Does the Future Exist?
Don’t ask the broke for a spot!
There is a legal principle sometimes called “the nemo dat rule” which holds that no one can give what he doesn’t have. Nemo dat quod non habet. It’s evident that you can’t provide what you don’t possess.
It seems equally evident that you can’t lose what you don’t have, and you can’t have what doesn’t exist. However, it seems reasonable to say that killing a person is prima facie morally wrong because doing so unjustly deprives that person of his valuable future. It also seems coherent to say that, for example, an intelligent young person has a bright future. Thus we have conflicting intuitions. Here they are:
A person has a future.
To have a future, that future must exist.
The future does not exist.
We’ve said that (2) is evident and (1) is reasonable. What about (3)? According to presentism, a position in the philosophy of time, only what is present exists in time; i.e., the only things that exist temporally are those that are now. (Abstract objects might exist, but they don’t exist temporally.) Hence, neither the past nor the future exist.
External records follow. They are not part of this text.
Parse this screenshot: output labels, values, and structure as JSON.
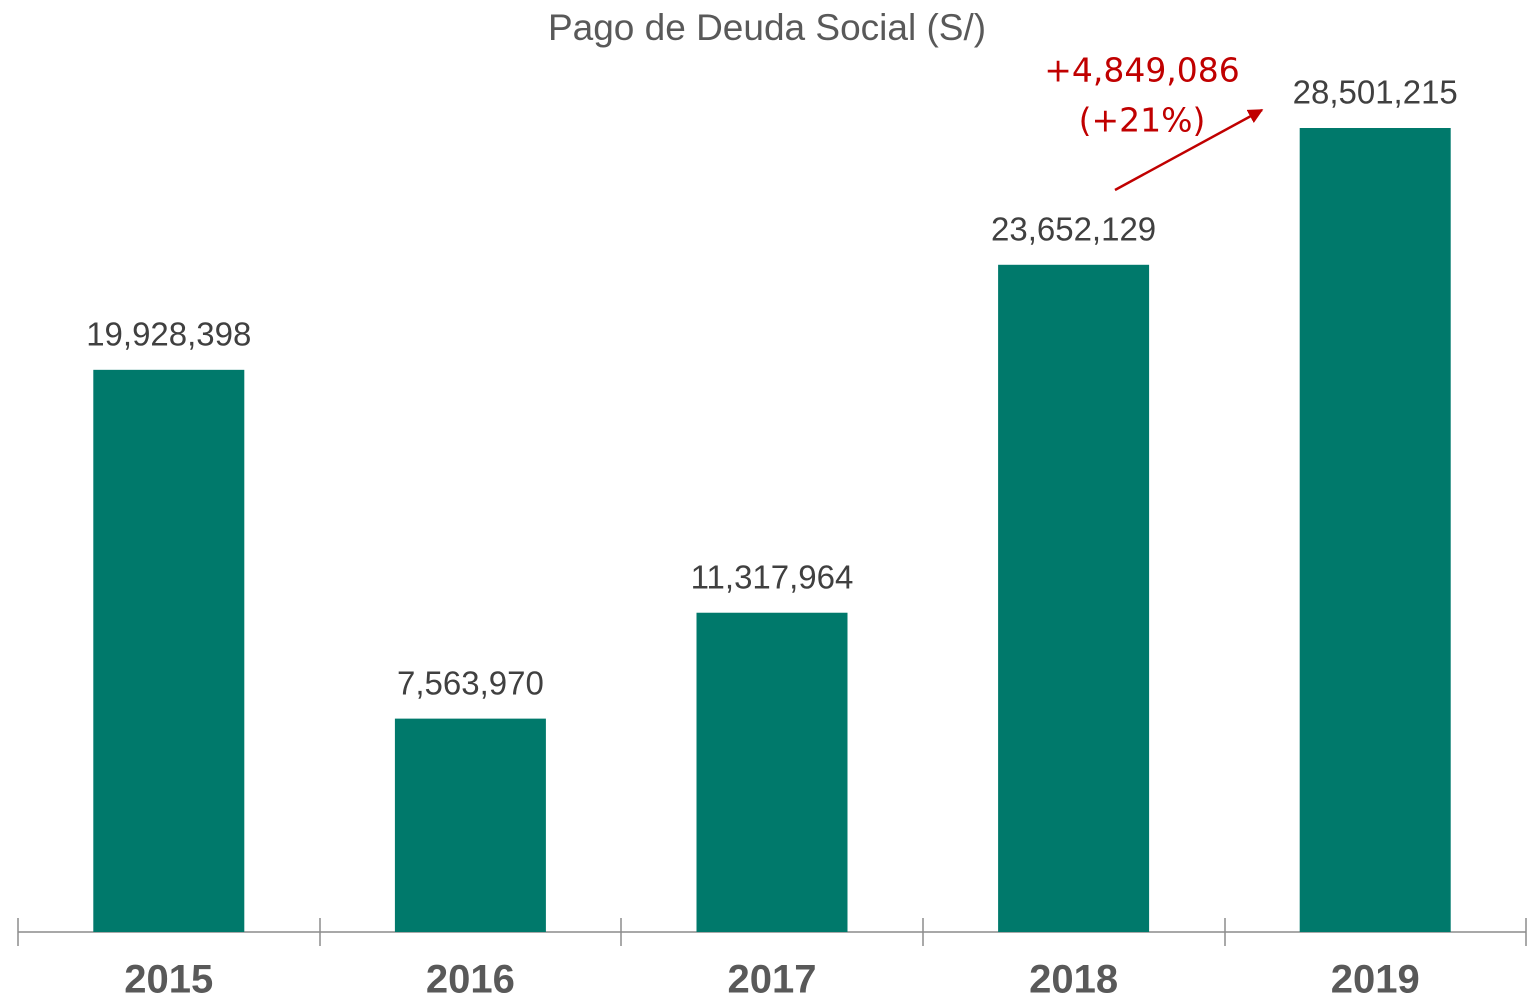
{
  "chart_data": {
    "type": "bar",
    "title": "Pago de Deuda Social (S/)",
    "categories": [
      "2015",
      "2016",
      "2017",
      "2018",
      "2019"
    ],
    "values": [
      19928398,
      7563970,
      11317964,
      23652129,
      28501215
    ],
    "value_labels": [
      "19,928,398",
      "7,563,970",
      "11,317,964",
      "23,652,129",
      "28,501,215"
    ],
    "color": "#00796b",
    "annotations": [
      "+4,849,086",
      "(+21%)"
    ]
  }
}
And according to the growing block theory (GBT) of time, the past and the present exist, but the future does not. The growing block of time includes the always increasing bevy of past objects and the ever-present vanguard of the block, which is the current moment. However, the future does not exist. When we think about the “future,” we are not thinking of an existing thing but rather are anticipating new present instants at the vanguard that will rapidly become past moments on the block.
Presentism and GBT are defensible positions, though I don’t intend to defend them here. Rather, I want to note that some find these positions plausible and have defended them, and hence that (1) – (3) are each defensible.
However, (1) – (3) cannot all be true. If any two propositions of the triad are true, the third is false. We face a triadic tension. How would you resolve it? Which proposition would you deny?
(2) seems beyond reasonable doubt. If one has something, then that thing has the property of being possessed, and thus exists.
Regarding (1), in moral philosophy, it is widely held that at least part of what makes the wrongful killing of a person wrong is precisely the fact that it deprives that person of his valuable future. This account seems plausible to me. But to be deprived of something is to lose it. And to lose something is to first possess it. How can you lose what you don’t have? ‘Loss’ is defined in terms of having.
Given the plausibility of (1), I’m inclined to doubt (3). Perhaps the future exists, since there is good reason to believe that a person can, in some sense, possess a future. And if the future exists, then there is reason to deny presentism and GBT, and instead to affirm eternalism: the view that the past, present, and future exist.
On the other hand, I want to question (1). Perhaps we don’t possess a future. We speak as if we do, but in fact, we are merely anticipating events that will likely occur. When we do so, we are mentally representing those events to ourselves.
I have not yet resolved the triadic tension.